A Jardineira

nov 2, 2012   //   by admin   //   Sem comentários

Todas as manhãs, exceto domingo, às 9h15 a Jardineira cumpria religiosamente seu ritual. Saia de casa conduzida pelo seu proprietário e se dirigia ao bar do Américo onde recolhia a mala de correspondência entregue pelo Correio com destino a Campanha.

Exatamente às 10h, “chovendo chuva ou canivete”, ela partia de seu ponto atrás da Igreja, passava pelos Baldim, fazenda de “seu” Flávio, Limeira, Cervo, Placa, Palmela e galhardamente ultrapassava mais de trinta mata-burros (certa vez contei trinta e dois). Barro, atoleiros, barrancos… uma epopéia. E à tarde, às 5h em ponto, ela retornava com a sua missão cumprida, desfazendo as angústias e as inquietações daqueles que haviam pedido uma encomenda: um saco de açúcar do armazém do Fonseca, um remédio da farmácia do Messias, receitado pelo Dr. Oliveira e ou Dr. Manoel; um sapato, uma agulha, um tecido da loja do Elias Bacha, um saco de cimento do Chico Gama, retratos da Foto Araújo do “seu” Paulino, uma galinha – pois essa Jardineira era pau para toda obra – e trazia de volta correspondências que representavam a esperança, e a curiosidade de todos nós:

- Quem chegou? Aquele é o fulano?

- Olha, parece a fulana.

- Não conheço. Será o sicrano?

Ah! Tínhamos lá nossas bisbilhotices…

A Jardineira era o elo da cidade com o exterior. Sem ela, a cidade ficava prostrada, sem Correio, sem encomendas, sem ninguém poder sair ou chegar, pois em muitas ocasiões foi o único meio de locomoção daquela Monsenhor Paulo tão querida.

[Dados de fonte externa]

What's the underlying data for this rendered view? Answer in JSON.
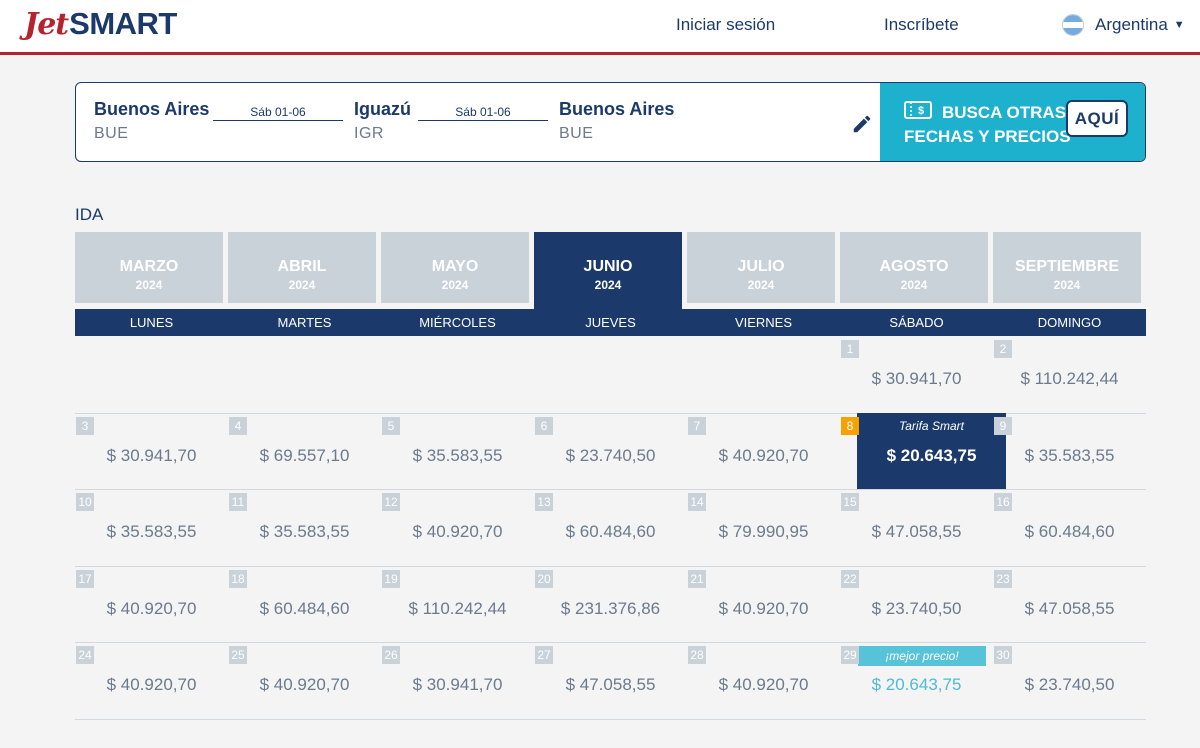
{
  "brand": {
    "logo_part1": "Jet",
    "logo_part2": "SMART"
  },
  "header": {
    "login": "Iniciar sesión",
    "signup": "Inscríbete",
    "country": "Argentina"
  },
  "search": {
    "origin": {
      "name": "Buenos Aires",
      "code": "BUE"
    },
    "date1": "Sáb 01-06",
    "destination": {
      "name": "Iguazú",
      "code": "IGR"
    },
    "date2": "Sáb 01-06",
    "return": {
      "name": "Buenos Aires",
      "code": "BUE"
    },
    "promo_text": "BUSCA OTRAS FECHAS Y PRECIOS",
    "promo_button": "AQUÍ"
  },
  "section_label": "IDA",
  "months": [
    {
      "name": "MARZO",
      "year": "2024",
      "active": false
    },
    {
      "name": "ABRIL",
      "year": "2024",
      "active": false
    },
    {
      "name": "MAYO",
      "year": "2024",
      "active": false
    },
    {
      "name": "JUNIO",
      "year": "2024",
      "active": true
    },
    {
      "name": "JULIO",
      "year": "2024",
      "active": false
    },
    {
      "name": "AGOSTO",
      "year": "2024",
      "active": false
    },
    {
      "name": "SEPTIEMBRE",
      "year": "2024",
      "active": false
    }
  ],
  "weekdays": [
    "LUNES",
    "MARTES",
    "MIÉRCOLES",
    "JUEVES",
    "VIERNES",
    "SÁBADO",
    "DOMINGO"
  ],
  "smart_tag": "Tarifa Smart",
  "best_tag": "¡mejor precio!",
  "days": [
    {
      "day": "1",
      "price": "$ 30.941,70",
      "col": 5,
      "row": 0
    },
    {
      "day": "2",
      "price": "$ 110.242,44",
      "col": 6,
      "row": 0
    },
    {
      "day": "3",
      "price": "$ 30.941,70",
      "col": 0,
      "row": 1
    },
    {
      "day": "4",
      "price": "$ 69.557,10",
      "col": 1,
      "row": 1
    },
    {
      "day": "5",
      "price": "$ 35.583,55",
      "col": 2,
      "row": 1
    },
    {
      "day": "6",
      "price": "$ 23.740,50",
      "col": 3,
      "row": 1
    },
    {
      "day": "7",
      "price": "$ 40.920,70",
      "col": 4,
      "row": 1
    },
    {
      "day": "8",
      "price": "$ 20.643,75",
      "col": 5,
      "row": 1,
      "special": "smart"
    },
    {
      "day": "9",
      "price": "$ 35.583,55",
      "col": 6,
      "row": 1
    },
    {
      "day": "10",
      "price": "$ 35.583,55",
      "col": 0,
      "row": 2
    },
    {
      "day": "11",
      "price": "$ 35.583,55",
      "col": 1,
      "row": 2
    },
    {
      "day": "12",
      "price": "$ 40.920,70",
      "col": 2,
      "row": 2
    },
    {
      "day": "13",
      "price": "$ 60.484,60",
      "col": 3,
      "row": 2
    },
    {
      "day": "14",
      "price": "$ 79.990,95",
      "col": 4,
      "row": 2
    },
    {
      "day": "15",
      "price": "$ 47.058,55",
      "col": 5,
      "row": 2
    },
    {
      "day": "16",
      "price": "$ 60.484,60",
      "col": 6,
      "row": 2
    },
    {
      "day": "17",
      "price": "$ 40.920,70",
      "col": 0,
      "row": 3
    },
    {
      "day": "18",
      "price": "$ 60.484,60",
      "col": 1,
      "row": 3
    },
    {
      "day": "19",
      "price": "$ 110.242,44",
      "col": 2,
      "row": 3
    },
    {
      "day": "20",
      "price": "$ 231.376,86",
      "col": 3,
      "row": 3
    },
    {
      "day": "21",
      "price": "$ 40.920,70",
      "col": 4,
      "row": 3
    },
    {
      "day": "22",
      "price": "$ 23.740,50",
      "col": 5,
      "row": 3
    },
    {
      "day": "23",
      "price": "$ 47.058,55",
      "col": 6,
      "row": 3
    },
    {
      "day": "24",
      "price": "$ 40.920,70",
      "col": 0,
      "row": 4
    },
    {
      "day": "25",
      "price": "$ 40.920,70",
      "col": 1,
      "row": 4
    },
    {
      "day": "26",
      "price": "$ 30.941,70",
      "col": 2,
      "row": 4
    },
    {
      "day": "27",
      "price": "$ 47.058,55",
      "col": 3,
      "row": 4
    },
    {
      "day": "28",
      "price": "$ 40.920,70",
      "col": 4,
      "row": 4
    },
    {
      "day": "29",
      "price": "$ 20.643,75",
      "col": 5,
      "row": 4,
      "special": "best"
    },
    {
      "day": "30",
      "price": "$ 23.740,50",
      "col": 6,
      "row": 4
    }
  ],
  "colors": {
    "navy": "#1b3a6b",
    "red": "#b5232f",
    "cyan": "#1eb1ce",
    "orange": "#f5a100",
    "gray": "#c9d1d9"
  }
}
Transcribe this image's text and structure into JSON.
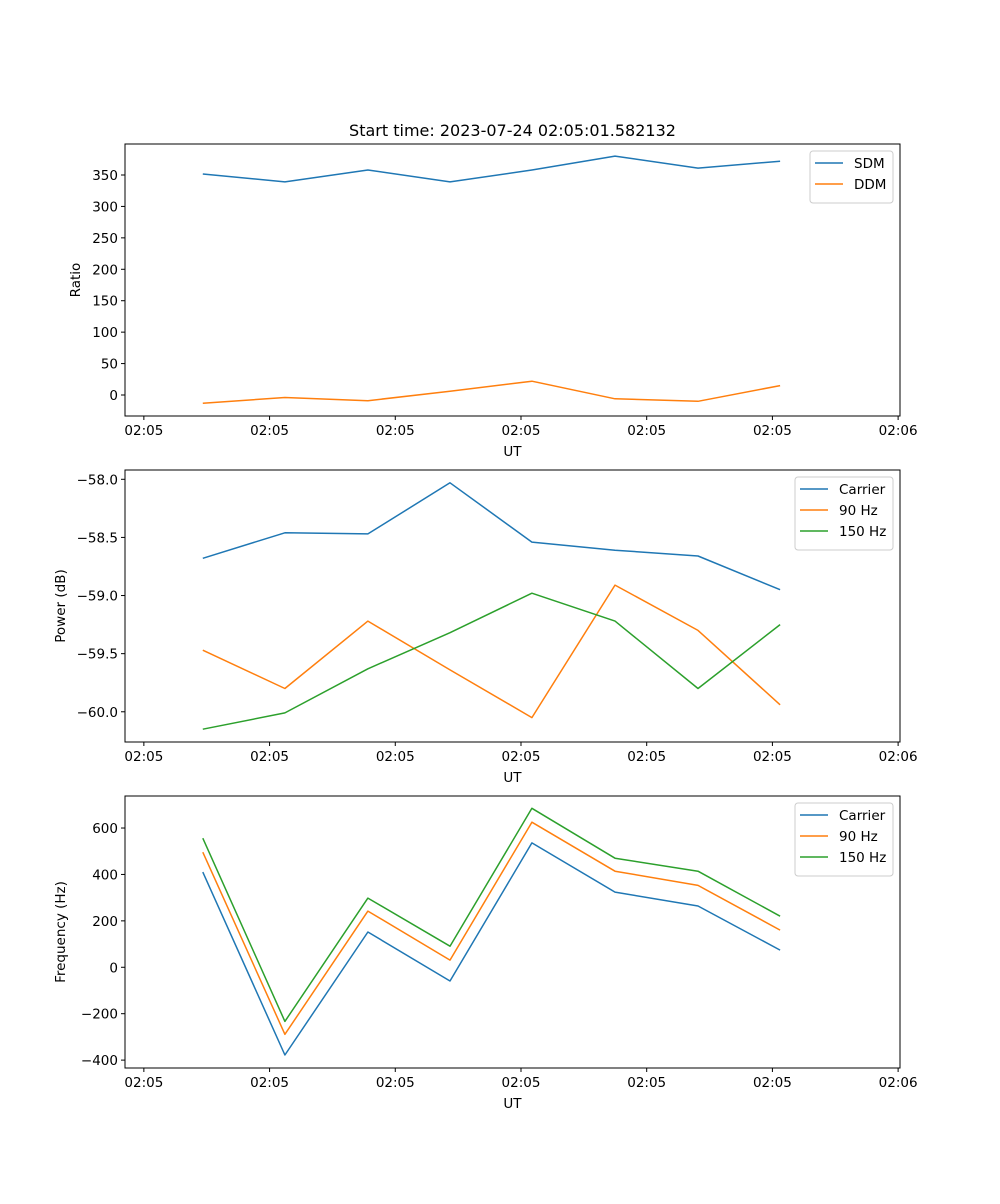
{
  "figure_title": "Start time: 2023-07-24 02:05:01.582132",
  "chart_data": [
    {
      "type": "line",
      "title": "Start time: 2023-07-24 02:05:01.582132",
      "xlabel": "UT",
      "ylabel": "Ratio",
      "x_unit": "seconds after 02:05:00",
      "x": [
        4.69,
        11.22,
        17.82,
        24.35,
        30.87,
        37.48,
        44.08,
        50.61
      ],
      "xlim": [
        -1.5,
        60.15
      ],
      "xticks": [
        0,
        10,
        20,
        30,
        40,
        50,
        60
      ],
      "xtick_labels": [
        "02:05",
        "02:05",
        "02:05",
        "02:05",
        "02:05",
        "02:05",
        "02:06"
      ],
      "ylim": [
        -33.4,
        399.3
      ],
      "yticks": [
        0,
        50,
        100,
        150,
        200,
        250,
        300,
        350
      ],
      "ytick_labels": [
        "0",
        "50",
        "100",
        "150",
        "200",
        "250",
        "300",
        "350"
      ],
      "legend_placement": "top-right",
      "grid": false,
      "series": [
        {
          "name": "SDM",
          "color": "#1f77b4",
          "values": [
            351.6,
            339,
            358,
            339,
            358,
            380,
            361,
            372
          ]
        },
        {
          "name": "DDM",
          "color": "#ff7f0e",
          "values": [
            -13,
            -4,
            -9,
            6,
            22,
            -6,
            -10,
            15
          ]
        }
      ]
    },
    {
      "type": "line",
      "title": "",
      "xlabel": "UT",
      "ylabel": "Power (dB)",
      "x_unit": "seconds after 02:05:00",
      "x": [
        4.69,
        11.22,
        17.82,
        24.35,
        30.87,
        37.48,
        44.08,
        50.61
      ],
      "xlim": [
        -1.5,
        60.15
      ],
      "xticks": [
        0,
        10,
        20,
        30,
        40,
        50,
        60
      ],
      "xtick_labels": [
        "02:05",
        "02:05",
        "02:05",
        "02:05",
        "02:05",
        "02:05",
        "02:06"
      ],
      "ylim": [
        -60.26,
        -57.92
      ],
      "yticks": [
        -60.0,
        -59.5,
        -59.0,
        -58.5,
        -58.0
      ],
      "ytick_labels": [
        "−60.0",
        "−59.5",
        "−59.0",
        "−58.5",
        "−58.0"
      ],
      "legend_placement": "top-right",
      "grid": false,
      "series": [
        {
          "name": "Carrier",
          "color": "#1f77b4",
          "values": [
            -58.68,
            -58.46,
            -58.47,
            -58.03,
            -58.54,
            -58.61,
            -58.66,
            -58.95
          ]
        },
        {
          "name": "90 Hz",
          "color": "#ff7f0e",
          "values": [
            -59.47,
            -59.8,
            -59.22,
            -59.64,
            -60.05,
            -58.91,
            -59.3,
            -59.94
          ]
        },
        {
          "name": "150 Hz",
          "color": "#2ca02c",
          "values": [
            -60.15,
            -60.01,
            -59.63,
            -59.32,
            -58.98,
            -59.22,
            -59.8,
            -59.25
          ]
        }
      ]
    },
    {
      "type": "line",
      "title": "",
      "xlabel": "UT",
      "ylabel": "Frequency (Hz)",
      "x_unit": "seconds after 02:05:00",
      "x": [
        4.69,
        11.22,
        17.82,
        24.35,
        30.87,
        37.48,
        44.08,
        50.61
      ],
      "xlim": [
        -1.5,
        60.15
      ],
      "xticks": [
        0,
        10,
        20,
        30,
        40,
        50,
        60
      ],
      "xtick_labels": [
        "02:05",
        "02:05",
        "02:05",
        "02:05",
        "02:05",
        "02:05",
        "02:06"
      ],
      "ylim": [
        -434,
        738
      ],
      "yticks": [
        -400,
        -200,
        0,
        200,
        400,
        600
      ],
      "ytick_labels": [
        "−400",
        "−200",
        "0",
        "200",
        "400",
        "600"
      ],
      "legend_placement": "top-right",
      "grid": false,
      "series": [
        {
          "name": "Carrier",
          "color": "#1f77b4",
          "values": [
            410,
            -378,
            152,
            -59,
            536,
            324,
            264,
            74
          ]
        },
        {
          "name": "90 Hz",
          "color": "#ff7f0e",
          "values": [
            496,
            -289,
            242,
            31,
            625,
            414,
            353,
            160
          ]
        },
        {
          "name": "150 Hz",
          "color": "#2ca02c",
          "values": [
            556,
            -233,
            298,
            91,
            685,
            470,
            414,
            220
          ]
        }
      ]
    }
  ]
}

“Oh! jardineira, por que estás tão triste? Foi a camélia que caiu do galho, deu dois suspiros e depois morreu”. Não. Essa nossa Jardineira nunca foi triste e nunca morrerá. Ela faz parte de nossas vidas, de nossas lembranças, de nossa história.

A nossa Jardineira foi o ganha pão de seu fiel proprietário Sr. Pedro Silveira. Com a ajuda dela uma família maravilhosa de onze pessoas nasceu, cresceu e está brilhando em diversos setores profissionais. O Sr. Pedro foi sem dúvida o nosso “pombo-correio”, o mensageiro de todos nós, sempre eficiente e correto. Juiz de futebol, não hesitava marcar um pênalti contra o nosso time no último momento do jogo, mesmo que estivéssemos ganhando por 1×0…

Bom, mas essa é outra história que fica para depois… Agora, é a hora da Jardineira.